The result was not what it was expected to be from me; however, seeing the culture and how politics has run since then, I've been a pivotal change agent, if you will, in how people approach their campaigning and their engagement with community members, in general, as a result of the way that I approached it. So, I feel like I still won, I just didn't necessarily win the seat, if you will.

Skylar Kenney: How could reducing the stigma against HIV further help to end the HIV epidemic?

Warren O: I think it ends the epidemic because we embrace things that we're not afraid of, and when we remove fear of HIV away from people and normalize treatment as prevention, then I think only then can we get to people testing routinely like they should, people staying in a care like they should, and people actually opening up the conversation about what it's like to live with HIV.

It's part of why I use my name and my face to let people see that just like they are living every day, I too can. It's just that I have one more step in my day that I have to take to make sure that I continue doing that, and so, because of that, it's become my purpose every single day to normalize the living with the disease that's chronic, but then people are shocked when I tell them how long I've been living because I don't look like what I did the day that I was diagnosed anymore.

Skylar Kenney: What would you as a patient living with HIV like to see happen in the future to improve your quality of life in society and within the health care system?

Warren O: Seeing more providers who look like me would be the first thing I would say. Oftentimes, because I come from the South, where we, in particular in Alabama, have had a cultural history of medical mistrust with White providers based on the Tuskegee syphilis study.

I would say that reimagining health care, for me, is in is recruiting a pipeline of health care providers who look like the communities that they serve, particularly in the areas where they serve. Not to say that we don't have medical providers of color in Alabama, because we do, but they're far few and between and no one can really dictate what my lived experience is if they've not lived it.

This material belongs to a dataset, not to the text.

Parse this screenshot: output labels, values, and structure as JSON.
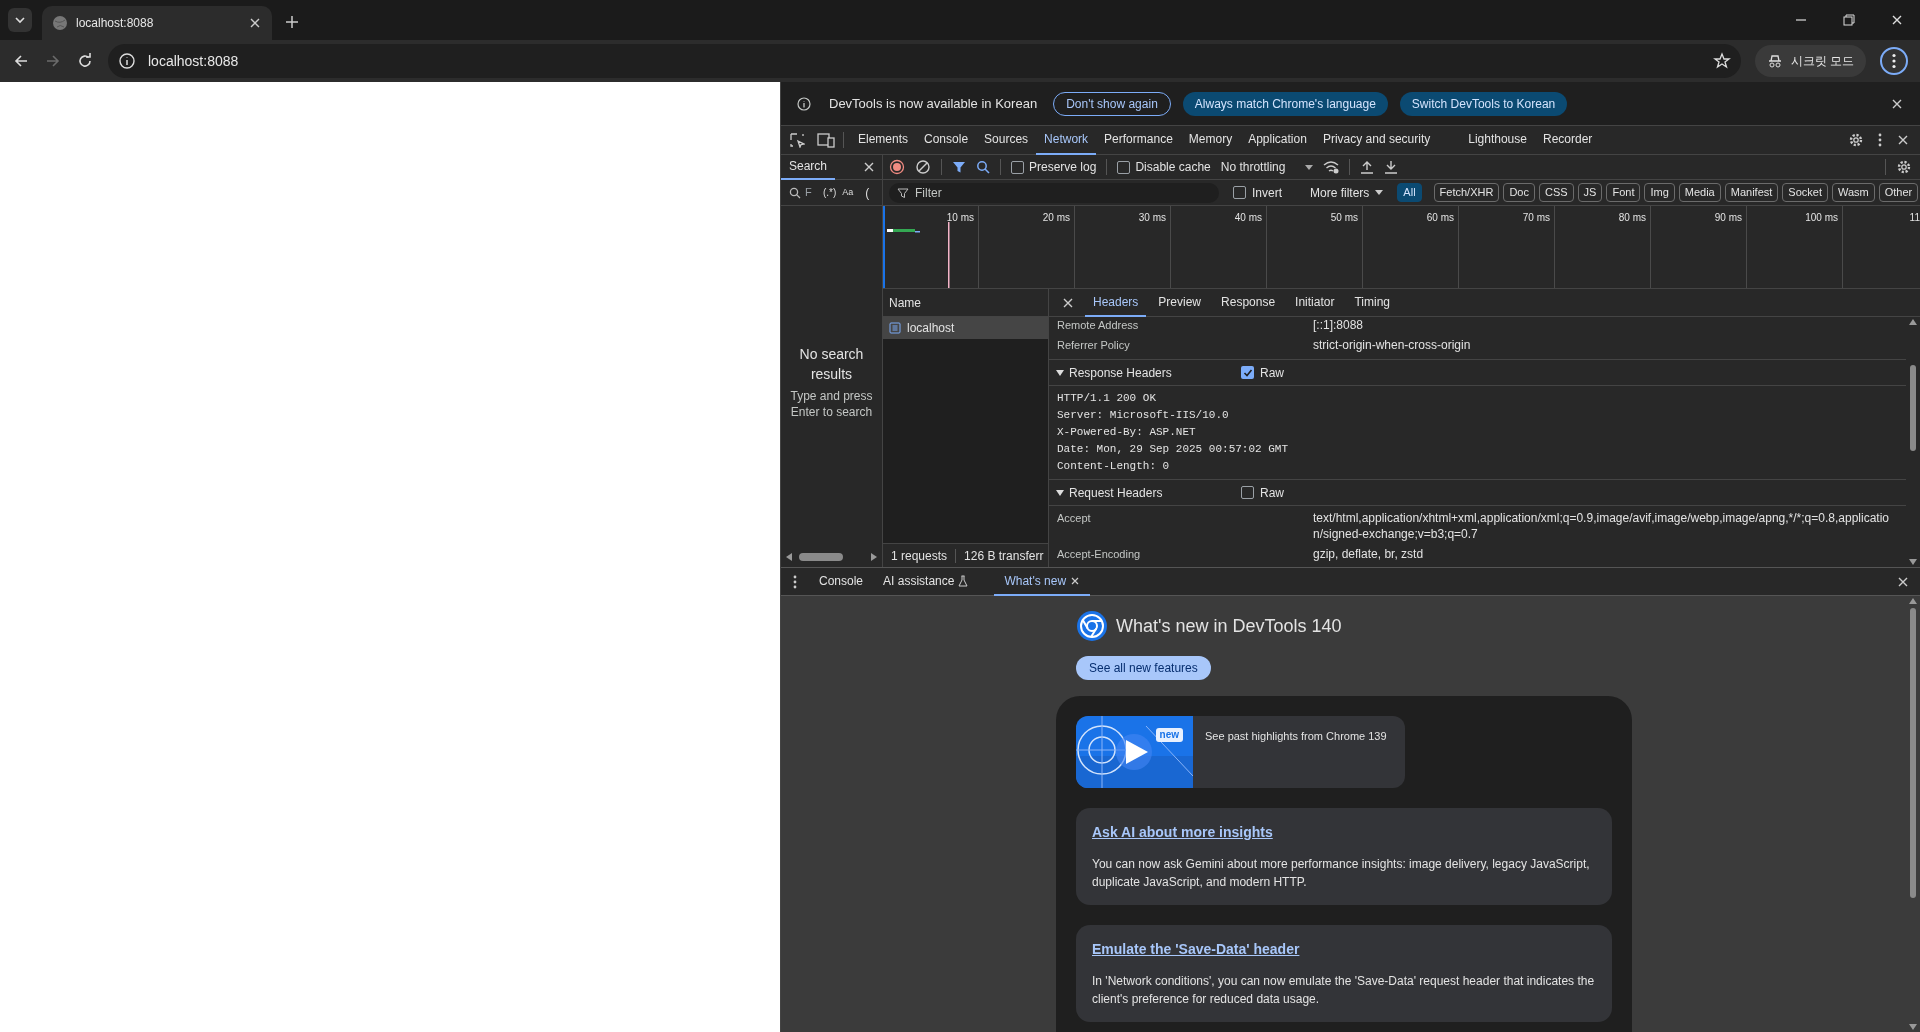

So, I think having the ability to walk into a pharmacy office just to go into account, mental health therapist office, going into a medical establishment and seeing myself more routinely more regularly represented physically and on the walls would make a difference in how people are accessing here in the future.

Skylar Kenney: As a long-term survivor of HIV, what would you like our audience of pharmacists to understand about your experience living with HIV and pharmacists’ ability to support you and other patients like you?

Warren O: I think normalizing us picking up drugs at the pharmacy like any other patient that comes in to get any other drug is something that's important. The whispers that I've experienced from pharmacists for consultation around new medication and how medications should be taken doesn't normalize that experience for us.

Equally, pharmacists not necessarily having conversations in open spaces about our treatment because it then raises questions for people who've not ever heard the names of the drugs before. So, I think one of the things I would say is being able to have consultations in spaces that are closed for HIPAA reasons is important, but also having relationships with our pharmacist as a client living with HIV who takes the treatment making it a friendly relationship and not one medicine to client relationship is important as well.

Skylar Kenney: Warren, thank you so much for taking the time to speak with me today.

Warren O: Thank you for having me, and I'm excited about the opportunity to be able to share with your audience my perspective, my lived experience, and my hope, because we know that for every opportunity that we get to share this message, we're making a difference for tomorrow's world today.

So, Skylar, I appreciate you and Pharmacy Times for having me to be able to share my story.